Passé une intro très ingrate visuellement (la tentative d’assassinat de Frank Costello, en 1957, toute en miroir brisé, éclats de verre et montage syncopé), le réalisateur de Rain Man filme son intrigue mafieuse dans un style néo-classique un peu défraîchi, mais pas désagréable, qui musarde et prend son temps, se calant sur le rythme de ces gangsters cacochymes qui, entre deux règlements de compte, promènent leurs toutous au ralenti dans Central Park comme n’importe quel retraité de Manhattan, quand ils ne se chamaillent pas entre eux comme les pépés du Muppet Show, ou des personnages des Soprano.

The Alto Knights dessine ainsi les contours d’un cinéma mafieux post-The Irishman (ridé, fatigué, raconté d’une voix remplie d’amertume et de regrets), comme il y eut dans les années 90 un cinéma mafieux post-Affranchis (plein de cocaïne, de rock’n’roll et de plans-séquence). C’est fatalement moins excitant, mais, derrière le cortège de silhouettes fantomatiques et les clichés visuels (ce gros plan sur des saucisses en train de cuire dans une poêle, façon livre de recettes italo-américaines), il y a néanmoins une bonne histoire, une matière historique très touffue et plutôt bien synthétisée par un autre briscard du genre, l’ancien journaliste et scénariste scorsésien Nicholas Pileggi (auteur des Affranchis et de Casino).

The Alto Knights revisite ainsi plusieurs moments décisifs de l’histoire de la mafia dans les années cinquante, dont les "Kefauver hearings" (une commission d’enquête du Sénat américain sur le crime organisé) et la fameuse réunion d’Apalachin – une improbable rencontre au sommet d’une centaine de chefs mafieux dans une maison de campagne, que Levinson décrit dans le dernier tiers du film sur un ton rocambolesque plutôt marrant.

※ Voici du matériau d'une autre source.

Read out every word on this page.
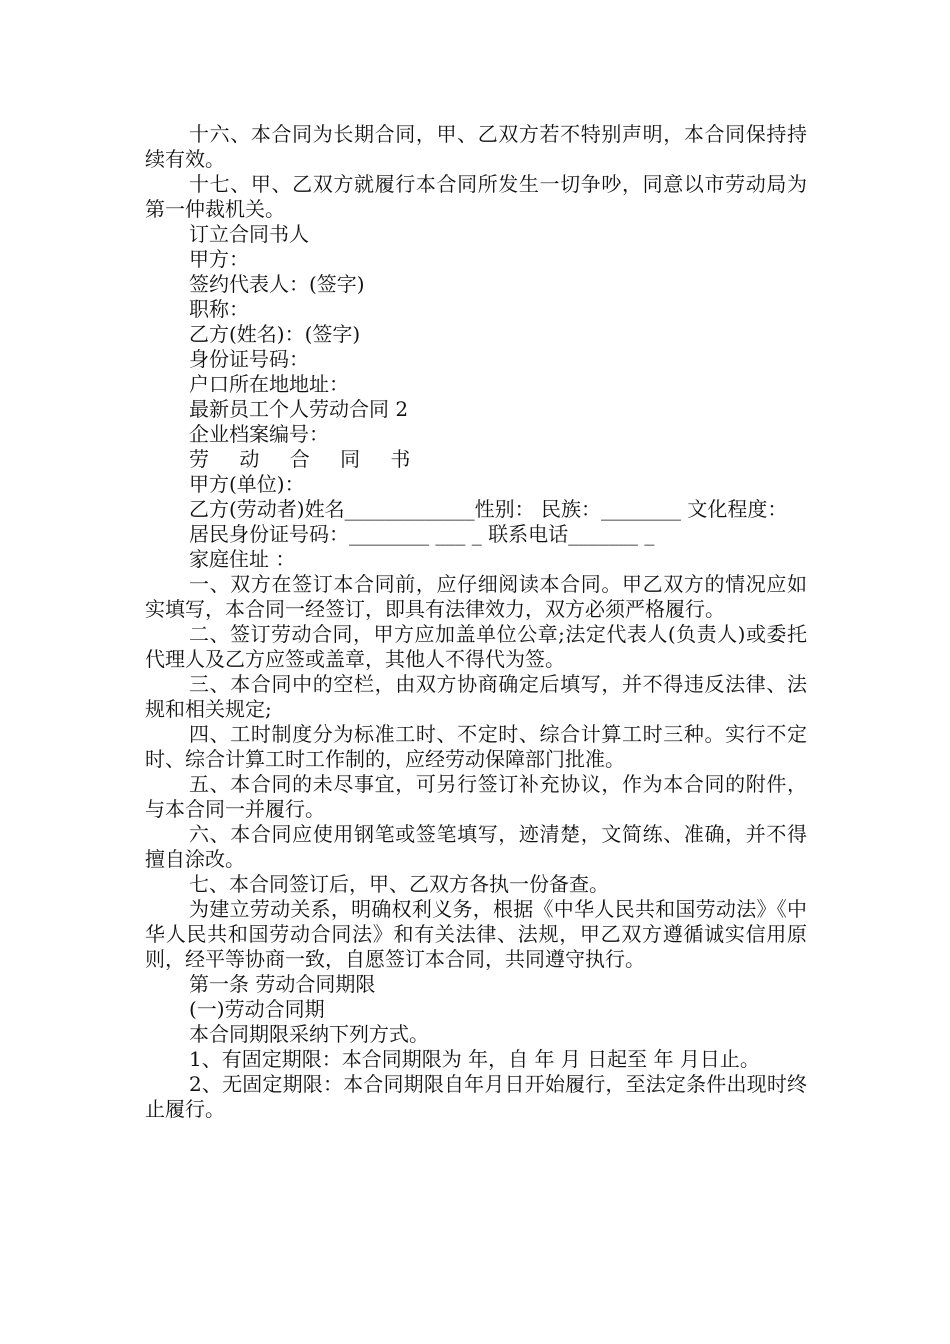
十六、本合同为长期合同，甲、乙双方若不特别声明，本合同保持持续有效。

十七、甲、乙双方就履行本合同所发生一切争吵，同意以市劳动局为第一仲裁机关。

订立合同书人

甲方：

签约代表人：(签字)

职称：

乙方(姓名)：(签字)

身份证号码：

户口所在地地址：

最新员工个人劳动合同 2

企业档案编号：

劳 动 合 同 书

甲方(单位)：

乙方(劳动者)姓名_____________性别： 民族：________ 文化程度：

居民身份证号码：________ ___ _ 联系电话_______ _

家庭住址 ：

一、双方在签订本合同前，应仔细阅读本合同。甲乙双方的情况应如实填写，本合同一经签订，即具有法律效力，双方必须严格履行。

二、签订劳动合同，甲方应加盖单位公章;法定代表人(负责人)或委托代理人及乙方应签或盖章，其他人不得代为签。

三、本合同中的空栏，由双方协商确定后填写，并不得违反法律、法规和相关规定;

四、工时制度分为标准工时、不定时、综合计算工时三种。实行不定时、综合计算工时工作制的，应经劳动保障部门批准。

五、本合同的未尽事宜，可另行签订补充协议，作为本合同的附件，与本合同一并履行。

六、本合同应使用钢笔或签笔填写，迹清楚，文简练、准确，并不得擅自涂改。

七、本合同签订后，甲、乙双方各执一份备查。

为建立劳动关系，明确权利义务，根据《中华人民共和国劳动法》《中华人民共和国劳动合同法》和有关法律、法规，甲乙双方遵循诚实信用原则，经平等协商一致，自愿签订本合同，共同遵守执行。

第一条 劳动合同期限

(一)劳动合同期

本合同期限采纳下列方式。

1、有固定期限：本合同期限为 年，自 年 月 日起至 年 月日止。

2、无固定期限：本合同期限自年月日开始履行，至法定条件出现时终止履行。
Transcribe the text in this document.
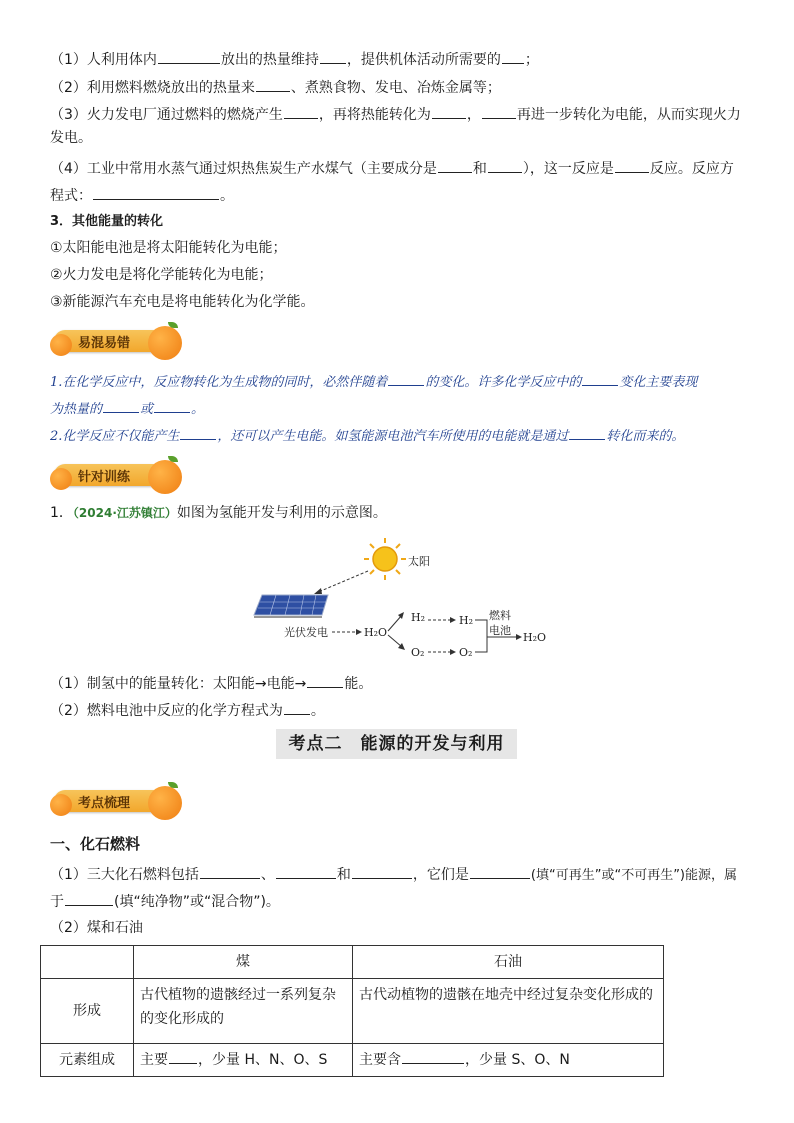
（1）人利用体内	放出的热量维持 ，提供机体活动所需要的 ；
（2）利用燃料燃烧放出的热量来	、煮熟食物、发电、冶炼金属等；
（3）火力发电厂通过燃料的燃烧产生	，再将热能转化为	，	再进一步转化为电能，从而实现火力
发电。
（4）工业中常用水蒸气通过炽热焦炭生产水煤气（主要成分是	和	），这一反应是	反应。反应方
程式：	。
3．其他能量的转化
①太阳能电池是将太阳能转化为电能；
②火力发电是将化学能转化为电能；
③新能源汽车充电是将电能转化为化学能。
易混易错
1.在化学反应中，反应物转化为生成物的同时，必然伴随着	的变化。许多化学反应中的	变化主要表现
为热量的	或	。
2.化学反应不仅能产生	，还可以产生电能。如氢能源电池汽车所使用的电能就是通过	转化而来的。
针对训练
1．（2024·江苏镇江）如图为氢能开发与利用的示意图。
太阳
光伏发电	H₂O
H₂	H₂
O₂	O₂
燃料
电池
H₂O
（1）制氢中的能量转化：太阳能→电能→	能。
（2）燃料电池中反应的化学方程式为 。
考点二　能源的开发与利用
考点梳理
一、化石燃料
（1）三大化石燃料包括	、	和	，它们是	(填“可再生”或“不可再生”)能源，属
于	(填“纯净物”或“混合物”)。
（2）煤和石油
	煤	石油
形成	古代植物的遗骸经过一系列复杂的变化形成的	古代动植物的遗骸在地壳中经过复杂变化形成的
元素组成	主要 ，少量 H、N、O、S	主要含 ，少量 S、O、N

Ces événements eurent à l’époque un énorme retentissement auprès du grand public, qui comprit alors qu’une mafia tirait bel et bien les ficelles du crime en Amérique. Ce fut le début d’une fascination pop qui engendra Le Parrain, puis tous ces films qu’on connaît par cœur et firent la gloire de De Niro. En racontant ces histoires-là aujourd’hui, celui-ci entend clairement boucler la boucle. Livrer un fantasme de "film ultime sur la mafia". Jusqu’au prochain ?

The Alto Knights, de Barry Levinson, avec Robert De Niro, Debra Messing, Cosmo Jarvis… En salles.